Lunar troctolite 76535 is a cumulate of geochemical significance for the evolution of the lunar interior; it retains textural and compositional evidence of extremely slow cooling. The paradox posed by recent discovery of mm-scale dendritic P-zoning in olivine crystals of 76535 (Hammer et al., 2017, LPSC), signaling rapid initial olivine crystal growth, motivates our experimental study of olivine nucleation and growth kinetics. Guided by compositional constraints (Sonzogni et al., 2015, and O’Sullivan and Neal, 2013) and MELTS (Gualda and Ghiorso, 2012, Journal of Petrology) modeling, we synthesized a starting composition from reagents and performed one high-temperature quench and two dynamic cooling experiments in a 1-atm furnace utilizing a CO₂-H₂ gas mixture to control oxygen fugacity at 2 log units below the FMQ buffer and Re wire loops to suspend samples in the furnace hot spot.
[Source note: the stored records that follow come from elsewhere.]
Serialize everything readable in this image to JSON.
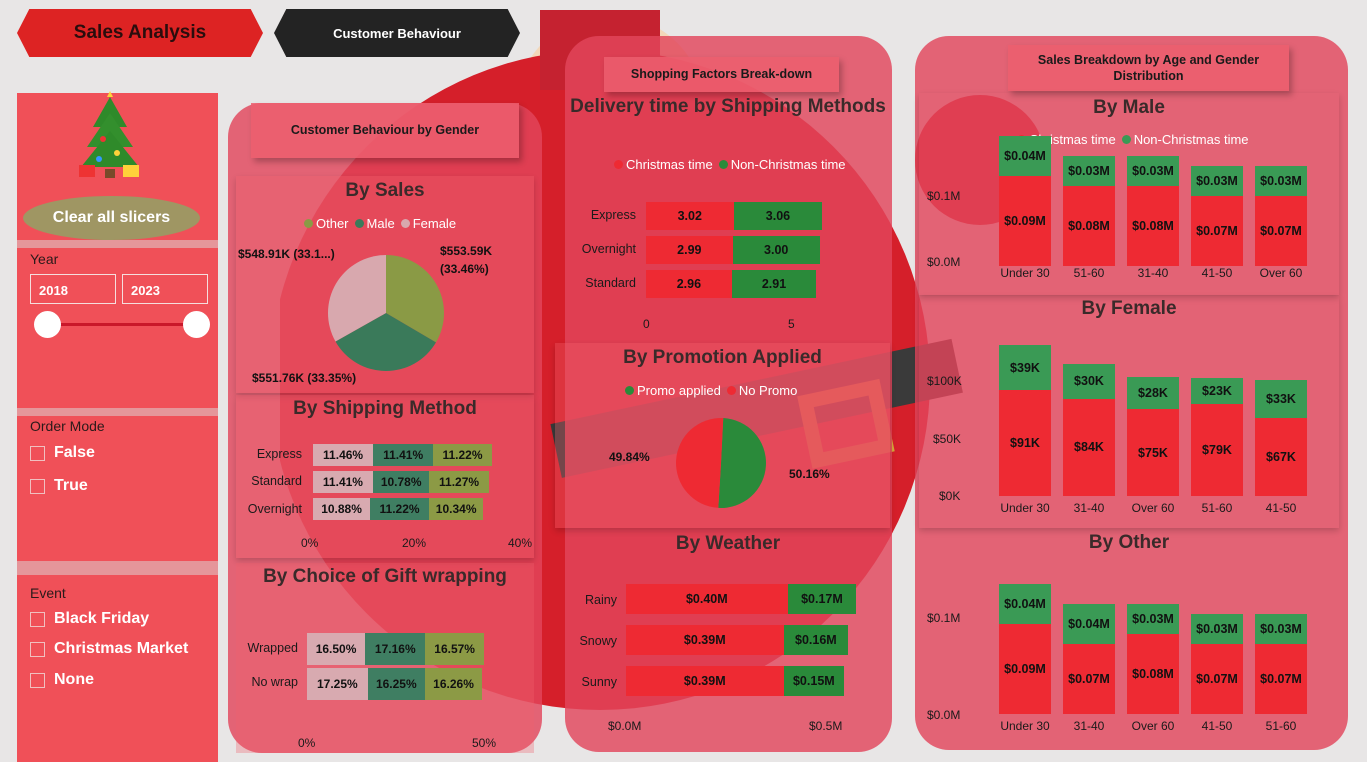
{
  "tabs": {
    "sales": "Sales Analysis",
    "customer": "Customer Behaviour"
  },
  "sidebar": {
    "clear": "Clear all slicers",
    "year_label": "Year",
    "year_from": "2018",
    "year_to": "2023",
    "order_mode_label": "Order Mode",
    "order_mode_options": [
      "False",
      "True"
    ],
    "event_label": "Event",
    "event_options": [
      "Black Friday",
      "Christmas Market",
      "None"
    ]
  },
  "gender_panel": {
    "header": "Customer Behaviour by Gender",
    "by_sales": {
      "title": "By Sales",
      "legend": [
        "Other",
        "Male",
        "Female"
      ],
      "label_other": "$553.59K",
      "label_other_pct": "(33.46%)",
      "label_male": "$551.76K (33.35%)",
      "label_female": "$548.91K (33.1...)"
    },
    "shipping": {
      "title": "By Shipping Method",
      "rows": [
        {
          "name": "Express",
          "v": [
            "11.46%",
            "11.41%",
            "11.22%"
          ]
        },
        {
          "name": "Standard",
          "v": [
            "11.41%",
            "10.78%",
            "11.27%"
          ]
        },
        {
          "name": "Overnight",
          "v": [
            "10.88%",
            "11.22%",
            "10.34%"
          ]
        }
      ],
      "axis": [
        "0%",
        "20%",
        "40%"
      ]
    },
    "gift": {
      "title": "By Choice of Gift wrapping",
      "rows": [
        {
          "name": "Wrapped",
          "v": [
            "16.50%",
            "17.16%",
            "16.57%"
          ]
        },
        {
          "name": "No wrap",
          "v": [
            "17.25%",
            "16.25%",
            "16.26%"
          ]
        }
      ],
      "axis": [
        "0%",
        "50%"
      ]
    }
  },
  "factors_panel": {
    "header": "Shopping Factors Break-down",
    "delivery": {
      "title": "Delivery time by Shipping Methods",
      "legend": [
        "Christmas time",
        "Non-Christmas time"
      ],
      "rows": [
        {
          "name": "Express",
          "a": "3.02",
          "b": "3.06"
        },
        {
          "name": "Overnight",
          "a": "2.99",
          "b": "3.00"
        },
        {
          "name": "Standard",
          "a": "2.96",
          "b": "2.91"
        }
      ],
      "axis": [
        "0",
        "5"
      ]
    },
    "promo": {
      "title": "By Promotion Applied",
      "legend": [
        "Promo applied",
        "No Promo"
      ],
      "label_no": "49.84%",
      "label_yes": "50.16%"
    },
    "weather": {
      "title": "By Weather",
      "rows": [
        {
          "name": "Rainy",
          "a": "$0.40M",
          "b": "$0.17M"
        },
        {
          "name": "Snowy",
          "a": "$0.39M",
          "b": "$0.16M"
        },
        {
          "name": "Sunny",
          "a": "$0.39M",
          "b": "$0.15M"
        }
      ],
      "axis": [
        "$0.0M",
        "$0.5M"
      ]
    }
  },
  "age_panel": {
    "header": "Sales Breakdown by Age and Gender Distribution",
    "legend": [
      "Christmas time",
      "Non-Christmas time"
    ],
    "male": {
      "title": "By Male",
      "yaxis": [
        "$0.1M",
        "$0.0M"
      ],
      "cats": [
        "Under 30",
        "51-60",
        "31-40",
        "41-50",
        "Over 60"
      ],
      "red": [
        "$0.09M",
        "$0.08M",
        "$0.08M",
        "$0.07M",
        "$0.07M"
      ],
      "green": [
        "$0.04M",
        "$0.03M",
        "$0.03M",
        "$0.03M",
        "$0.03M"
      ]
    },
    "female": {
      "title": "By Female",
      "yaxis": [
        "$100K",
        "$50K",
        "$0K"
      ],
      "cats": [
        "Under 30",
        "31-40",
        "Over 60",
        "51-60",
        "41-50"
      ],
      "red": [
        "$91K",
        "$84K",
        "$75K",
        "$79K",
        "$67K"
      ],
      "green": [
        "$39K",
        "$30K",
        "$28K",
        "$23K",
        "$33K"
      ]
    },
    "other": {
      "title": "By Other",
      "yaxis": [
        "$0.1M",
        "$0.0M"
      ],
      "cats": [
        "Under 30",
        "31-40",
        "Over 60",
        "41-50",
        "51-60"
      ],
      "red": [
        "$0.09M",
        "$0.07M",
        "$0.08M",
        "$0.07M",
        "$0.07M"
      ],
      "green": [
        "$0.04M",
        "$0.04M",
        "$0.03M",
        "$0.03M",
        "$0.03M"
      ]
    }
  },
  "chart_data": [
    {
      "type": "pie",
      "title": "By Sales",
      "categories": [
        "Other",
        "Male",
        "Female"
      ],
      "values": [
        553.59,
        551.76,
        548.91
      ]
    },
    {
      "type": "bar",
      "title": "By Shipping Method",
      "categories": [
        "Express",
        "Standard",
        "Overnight"
      ],
      "series": [
        {
          "values": [
            11.46,
            11.41,
            10.88
          ]
        },
        {
          "values": [
            11.41,
            10.78,
            11.22
          ]
        },
        {
          "values": [
            11.22,
            11.27,
            10.34
          ]
        }
      ]
    },
    {
      "type": "bar",
      "title": "By Choice of Gift wrapping",
      "categories": [
        "Wrapped",
        "No wrap"
      ],
      "series": [
        {
          "values": [
            16.5,
            17.25
          ]
        },
        {
          "values": [
            17.16,
            16.25
          ]
        },
        {
          "values": [
            16.57,
            16.26
          ]
        }
      ]
    },
    {
      "type": "bar",
      "title": "Delivery time by Shipping Methods",
      "categories": [
        "Express",
        "Overnight",
        "Standard"
      ],
      "series": [
        {
          "name": "Christmas time",
          "values": [
            3.02,
            2.99,
            2.96
          ]
        },
        {
          "name": "Non-Christmas time",
          "values": [
            3.06,
            3.0,
            2.91
          ]
        }
      ]
    },
    {
      "type": "pie",
      "title": "By Promotion Applied",
      "categories": [
        "Promo applied",
        "No Promo"
      ],
      "values": [
        50.16,
        49.84
      ]
    },
    {
      "type": "bar",
      "title": "By Weather",
      "categories": [
        "Rainy",
        "Snowy",
        "Sunny"
      ],
      "series": [
        {
          "values": [
            0.4,
            0.39,
            0.39
          ]
        },
        {
          "values": [
            0.17,
            0.16,
            0.15
          ]
        }
      ]
    },
    {
      "type": "bar",
      "title": "By Male",
      "categories": [
        "Under 30",
        "51-60",
        "31-40",
        "41-50",
        "Over 60"
      ],
      "series": [
        {
          "name": "Christmas time",
          "values": [
            0.09,
            0.08,
            0.08,
            0.07,
            0.07
          ]
        },
        {
          "name": "Non-Christmas time",
          "values": [
            0.04,
            0.03,
            0.03,
            0.03,
            0.03
          ]
        }
      ]
    },
    {
      "type": "bar",
      "title": "By Female",
      "categories": [
        "Under 30",
        "31-40",
        "Over 60",
        "51-60",
        "41-50"
      ],
      "series": [
        {
          "name": "Christmas time",
          "values": [
            91,
            84,
            75,
            79,
            67
          ]
        },
        {
          "name": "Non-Christmas time",
          "values": [
            39,
            30,
            28,
            23,
            33
          ]
        }
      ]
    },
    {
      "type": "bar",
      "title": "By Other",
      "categories": [
        "Under 30",
        "31-40",
        "Over 60",
        "41-50",
        "51-60"
      ],
      "series": [
        {
          "name": "Christmas time",
          "values": [
            0.09,
            0.07,
            0.08,
            0.07,
            0.07
          ]
        },
        {
          "name": "Non-Christmas time",
          "values": [
            0.04,
            0.04,
            0.03,
            0.03,
            0.03
          ]
        }
      ]
    }
  ]
}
In the crystallization runs, samples were first superheated (held 24 h at 100 and 50 °C above the MELTS calculated liquidus, 1293 °C) and then undercooled (to 75 °C below the liquidus and held 24 h). The quench experiment contains only glass, and the crystallization experiments contain glass, forsteritic olivine (Fo₈₈), and anorthitic plagioclase (An_96-97). The first of the latter experiments was compromised by Fe-loss to a nearby Pt wire. The olivine and plagioclase compositions in the crystallization experiments are similar (except as related with Fe-loss) and match those in 76535, affirming a suitable starting melt. In an unexpected texture, we observed plagioclase laths with internal cavities that are either unfilled (only glass) or filled with olivine. Olivine crystals occurred almost exclusively in contact with plagioclase, not distributed homogeneously throughout the sample; the crystals attached to the edges of plagioclase laths and in contact with glass are polyhedral and lesser in Mg than those in the plagioclase. We interpret this texture as indicating that both phases grew rapidly and that one or the other nucleated heterogeneously on the first-to-form phase. Our experiments were not intended to explicitly mimic the thermal history of 76535 parent magma, but the high superheating and undercooling ensured we induced rapid crystal growth and could begin to explore those influences on olivine growth kinetics.